张邦奇手里拿着陈凡的判词,不可置信地抬头看了看陈凡:“你这……是找人捉刀的吧?”
“之前故意拿出一份散判,装作自己什么都不懂,实则你早已深谙此道,对不对?”他的声音逐渐尖利,瞪着陈凡,一副要吃了对方的样子。
“呃,学老师,这就是学生刚写的。”
张邦奇盯着陈凡的眼睛看了半晌,脸上青一阵白一阵。
这,这这这,这不是妖孽吗?
难怪刘祭酒和洪升都颇为推崇此人,若这真是他刚刚写的,那……
他的目光重新转回纸上,当他看见“今人无心为国,有路怀私,乏冰鉴之明自蔽知人之哲;居山涛之任,空存密启之公”这句时方才相信陈凡。
因为写判词都是有格式的。
比如陈凡这句话中前两个字“今人”,在判词中就是一种代称,是指犯罪之人的意思。
但判词中不能写“今人”,而是要写“今某”。
从这一点就能发现,对方是真不知道判词写作。
张邦奇的额头已经渗出了汗。
本以为接着教人家判词写作,可以让对方承他个人情,像陈凡这种少年成名,科举顺遂之人,官场和士林之人都是很愿意跟他结交的。

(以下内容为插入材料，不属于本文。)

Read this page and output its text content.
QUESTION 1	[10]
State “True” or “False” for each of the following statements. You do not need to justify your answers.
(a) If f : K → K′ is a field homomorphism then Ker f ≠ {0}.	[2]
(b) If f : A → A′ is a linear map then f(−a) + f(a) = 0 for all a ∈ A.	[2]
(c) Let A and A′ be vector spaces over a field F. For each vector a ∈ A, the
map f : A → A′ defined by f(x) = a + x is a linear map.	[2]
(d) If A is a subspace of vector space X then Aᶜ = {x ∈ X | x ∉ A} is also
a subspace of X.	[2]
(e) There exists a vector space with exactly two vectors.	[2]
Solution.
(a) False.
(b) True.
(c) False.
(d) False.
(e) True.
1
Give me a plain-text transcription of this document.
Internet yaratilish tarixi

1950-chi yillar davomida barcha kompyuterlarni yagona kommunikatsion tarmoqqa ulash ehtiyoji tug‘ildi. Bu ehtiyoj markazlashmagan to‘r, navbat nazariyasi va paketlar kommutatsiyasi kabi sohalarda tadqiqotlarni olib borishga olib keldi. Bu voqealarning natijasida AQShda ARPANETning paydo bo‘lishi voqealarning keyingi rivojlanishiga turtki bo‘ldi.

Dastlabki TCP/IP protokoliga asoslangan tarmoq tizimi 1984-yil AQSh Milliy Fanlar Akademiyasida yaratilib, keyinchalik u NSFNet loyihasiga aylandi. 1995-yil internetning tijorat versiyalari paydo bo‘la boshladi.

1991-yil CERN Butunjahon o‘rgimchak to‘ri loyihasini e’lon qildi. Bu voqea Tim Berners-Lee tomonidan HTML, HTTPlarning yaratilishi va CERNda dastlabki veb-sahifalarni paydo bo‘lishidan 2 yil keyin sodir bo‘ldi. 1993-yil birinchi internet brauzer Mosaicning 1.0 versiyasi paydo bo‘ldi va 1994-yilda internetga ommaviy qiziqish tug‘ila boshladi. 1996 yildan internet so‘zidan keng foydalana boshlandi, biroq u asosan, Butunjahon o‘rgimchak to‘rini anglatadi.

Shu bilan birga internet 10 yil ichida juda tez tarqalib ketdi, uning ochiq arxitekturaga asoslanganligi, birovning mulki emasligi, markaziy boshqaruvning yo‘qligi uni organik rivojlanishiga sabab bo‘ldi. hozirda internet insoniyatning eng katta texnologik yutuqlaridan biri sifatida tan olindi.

可现在自己手里的那点东西,人家听了去,转眼写出来的东西,就比自己研究了几十年写出来的东西还要好。
这特么还怎么“结交”?
《举用有过官吏》这在判题上,叫做“判目”,也就是此科出题的题目。
后面的【吏】字是标示出这一题出自吏律。
“凡官吏曾断罪罢职役不叙者……”这本不用写在这里,但陈凡却将《大梁律》相关的条款在录在下方。
这说明什么?
这说明对方不仅骈俪体写得出彩,其人也深谙律令。
张邦奇盯着陈凡心中暗道:“这是个文采斐然,又不迂阔,且读书甚多、博文广记之辈啊,将来前程……”
再看陈凡的正文,对仗工整,处处用典。
比如第一句“南阳徐庶,识卧龙名隐之推;北海祢衡,见鹦鹉才高之赋。”
徐庶在去曹魏之前,向后主刘备推荐了诸葛孔明。祢衡曾赋诗云:鹦鹉能言曾似凤,蜘蛛虽巧不如蚕。
又比如【连敖坐捕,重登大将之坛;督尉无功,更拜护军之爵】之句。